Pelvic floor physical therapy focuses on relaxing these muscles rather than strengthening them (the opposite of Kegel exercises). Techniques include internal and external myofascial release, stretching, and breathing-based relaxation exercises. In studies of patients whose symptoms were driven by pelvic floor dysfunction, over 70% reported good improvement and nearly 30% rated their response as excellent. Physical therapy is considered a first-line treatment and is often recommended before or alongside medication.
Oral Medication
One oral medication is specifically approved for bladder pain syndrome symptoms in the United States and Canada. It works by helping to restore the damaged protective lining of the bladder wall. Response to this medication is slow. In clinical studies, only 17% to 23% of patients showed improvement by four weeks, but that number climbed to 59% to 67% by 32 weeks. Across longer-term studies, roughly 42% to 62% of patients achieved moderate or better improvement over follow-up periods of up to 35 months.

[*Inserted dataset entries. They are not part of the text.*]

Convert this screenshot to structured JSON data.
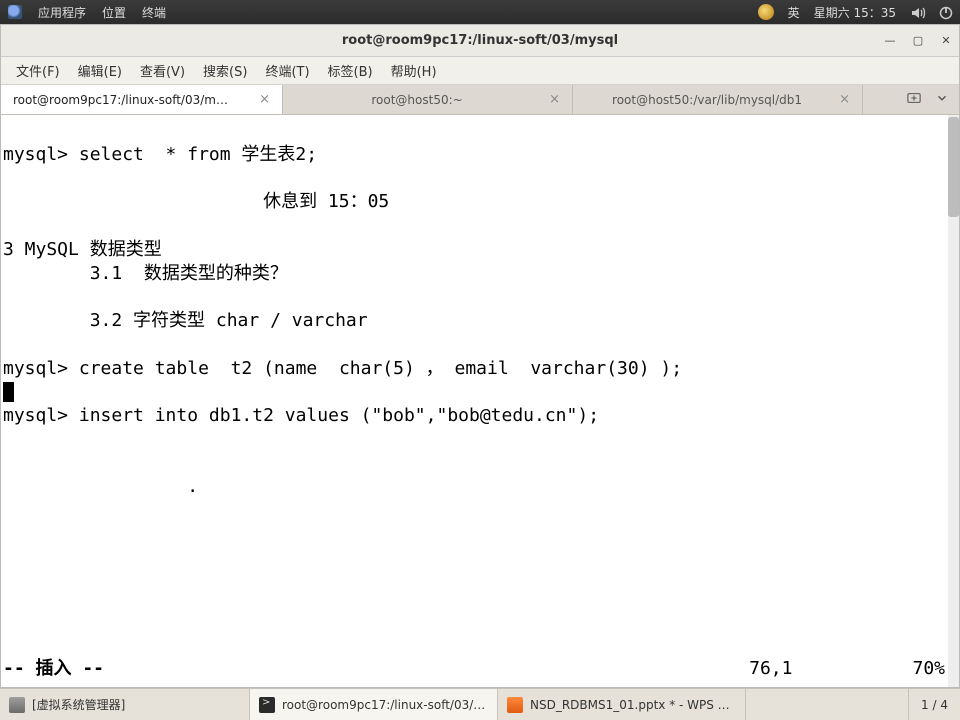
{
  "panel": {
    "apps": "应用程序",
    "places": "位置",
    "terminal_menu": "终端",
    "ime": "英",
    "clock": "星期六 15：35"
  },
  "window": {
    "title": "root@room9pc17:/linux-soft/03/mysql",
    "menus": {
      "file": "文件(F)",
      "edit": "编辑(E)",
      "view": "查看(V)",
      "search": "搜索(S)",
      "terminal": "终端(T)",
      "tab": "标签(B)",
      "help": "帮助(H)"
    },
    "tabs": {
      "t1": "root@room9pc17:/linux-soft/03/m…",
      "t2": "root@host50:~",
      "t3": "root@host50:/var/lib/mysql/db1"
    }
  },
  "term": {
    "l1": "mysql> select  * from 学生表2;",
    "l2": "                        休息到 15：05",
    "l3": "3 MySQL 数据类型",
    "l4": "        3.1  数据类型的种类？",
    "l5": "        3.2 字符类型 char / varchar",
    "l6": "mysql> create table  t2 (name  char(5) ， email  varchar(30) );",
    "l7": "mysql> insert into db1.t2 values (\"bob\",\"bob@tedu.cn\");",
    "l8": "                 .",
    "status_mode": "-- 插入 --",
    "status_pos": "76,1",
    "status_pct": "70%"
  },
  "taskbar": {
    "t1": "[虚拟系统管理器]",
    "t2": "root@room9pc17:/linux-soft/03/m…",
    "t3": "NSD_RDBMS1_01.pptx * - WPS …",
    "ws": "1 / 4"
  }
}
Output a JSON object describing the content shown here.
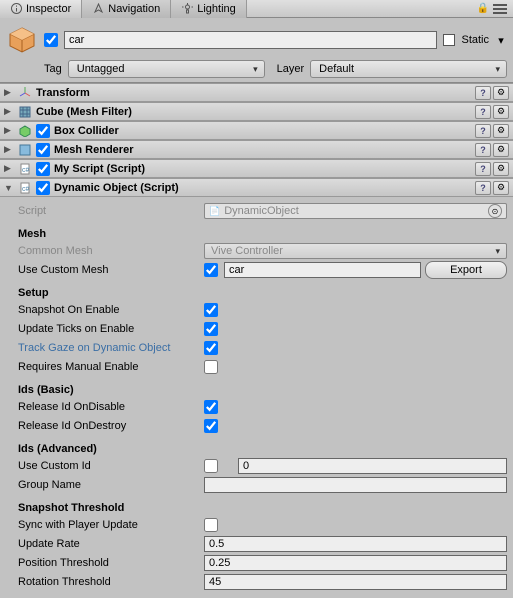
{
  "tabs": {
    "inspector": "Inspector",
    "navigation": "Navigation",
    "lighting": "Lighting"
  },
  "header": {
    "name_value": "car",
    "active_checked": true,
    "static_label": "Static",
    "static_checked": false,
    "tag_label": "Tag",
    "tag_value": "Untagged",
    "layer_label": "Layer",
    "layer_value": "Default"
  },
  "components": [
    {
      "title": "Transform",
      "checkbox": null,
      "expanded": false
    },
    {
      "title": "Cube (Mesh Filter)",
      "checkbox": null,
      "expanded": false
    },
    {
      "title": "Box Collider",
      "checkbox": true,
      "expanded": false
    },
    {
      "title": "Mesh Renderer",
      "checkbox": true,
      "expanded": false
    },
    {
      "title": "My Script (Script)",
      "checkbox": true,
      "expanded": false
    }
  ],
  "dyn": {
    "title": "Dynamic Object (Script)",
    "checked": true,
    "script_label": "Script",
    "script_value": "DynamicObject",
    "mesh_heading": "Mesh",
    "common_mesh_label": "Common Mesh",
    "common_mesh_value": "Vive Controller",
    "use_custom_mesh_label": "Use Custom Mesh",
    "use_custom_mesh_checked": true,
    "mesh_name_value": "car",
    "export_label": "Export",
    "setup_heading": "Setup",
    "snapshot_on_enable_label": "Snapshot On Enable",
    "snapshot_on_enable_checked": true,
    "update_ticks_label": "Update Ticks on Enable",
    "update_ticks_checked": true,
    "track_gaze_label": "Track Gaze on Dynamic Object",
    "track_gaze_checked": true,
    "requires_manual_label": "Requires Manual Enable",
    "requires_manual_checked": false,
    "ids_basic_heading": "Ids (Basic)",
    "release_disable_label": "Release Id OnDisable",
    "release_disable_checked": true,
    "release_destroy_label": "Release Id OnDestroy",
    "release_destroy_checked": true,
    "ids_adv_heading": "Ids (Advanced)",
    "use_custom_id_label": "Use Custom Id",
    "use_custom_id_checked": false,
    "custom_id_value": "0",
    "group_name_label": "Group Name",
    "group_name_value": "",
    "snapshot_threshold_heading": "Snapshot Threshold",
    "sync_label": "Sync with Player Update",
    "sync_checked": false,
    "update_rate_label": "Update Rate",
    "update_rate_value": "0.5",
    "pos_thresh_label": "Position Threshold",
    "pos_thresh_value": "0.25",
    "rot_thresh_label": "Rotation Threshold",
    "rot_thresh_value": "45"
  }
}
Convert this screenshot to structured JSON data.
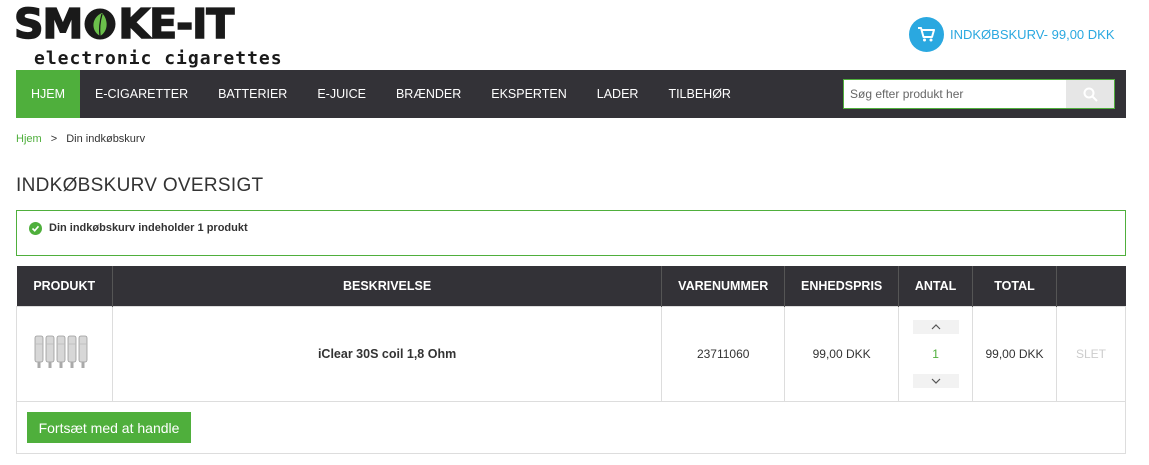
{
  "logo": {
    "main_left": "SM",
    "main_right": "KE-IT",
    "tagline": "electronic cigarettes"
  },
  "cart": {
    "label": "INDKØBSKURV- 99,00 DKK",
    "icon": "shopping-cart-icon",
    "color": "#2aa8e0"
  },
  "nav": {
    "items": [
      "HJEM",
      "E-CIGARETTER",
      "BATTERIER",
      "E-JUICE",
      "BRÆNDER",
      "EKSPERTEN",
      "LADER",
      "TILBEHØR"
    ],
    "active_index": 0,
    "active_color": "#4faf3c",
    "bg_color": "#333237"
  },
  "search": {
    "placeholder": "Søg efter produkt her",
    "icon": "search-icon"
  },
  "breadcrumb": {
    "home": "Hjem",
    "separator": ">",
    "current": "Din indkøbskurv"
  },
  "page": {
    "title": "INDKØBSKURV OVERSIGT"
  },
  "notice": {
    "text": "Din indkøbskurv indeholder 1 produkt",
    "icon": "check-circle-icon"
  },
  "table": {
    "headers": [
      "PRODUKT",
      "BESKRIVELSE",
      "VARENUMMER",
      "ENHEDSPRIS",
      "ANTAL",
      "TOTAL",
      ""
    ],
    "rows": [
      {
        "image": "coil-pack-image",
        "description": "iClear 30S coil 1,8 Ohm",
        "sku": "23711060",
        "unit_price": "99,00 DKK",
        "quantity": "1",
        "total": "99,00 DKK",
        "delete": "SLET"
      }
    ]
  },
  "actions": {
    "continue_label": "Fortsæt med at handle"
  }
}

Patients with more severe disease and those who stayed on treatment longer than 12 months tended to respond best. This slow timeline is important to understand. Many people abandon treatment too early, assuming it isn’t working, when the medication may simply need more time. Your doctor may also adjust the dose for severe symptoms. Beyond this specific medication, other approaches include bladder instillations (solutions delivered directly into the bladder through a catheter) and various pain management strategies tailored to symptom severity.
Living With a Chronic Condition
Bladder pain syndrome is a condition measured in years, not weeks. The waxing and waning nature of symptoms means good stretches are possible, but flares will likely recur. Stress, hormonal changes, and dietary lapses are common flare triggers beyond food alone. Many patients do best with a combination of approaches: dietary modification, pelvic floor therapy, and medication used together rather than relying on any single treatment.
Because the condition is invisible and its symptoms overlap with more familiar problems like urinary tract infections, many patients report feeling dismissed or misunderstood before receiving a diagnosis. Support communities, both online and in person, can help with the psychological burden. The gap between symptom onset and diagnosis is often several years, so if you recognize these symptoms in yourself and repeated urine cultures come back negative, bringing up bladder pain syndrome specifically with your healthcare provider can help move the conversation forward.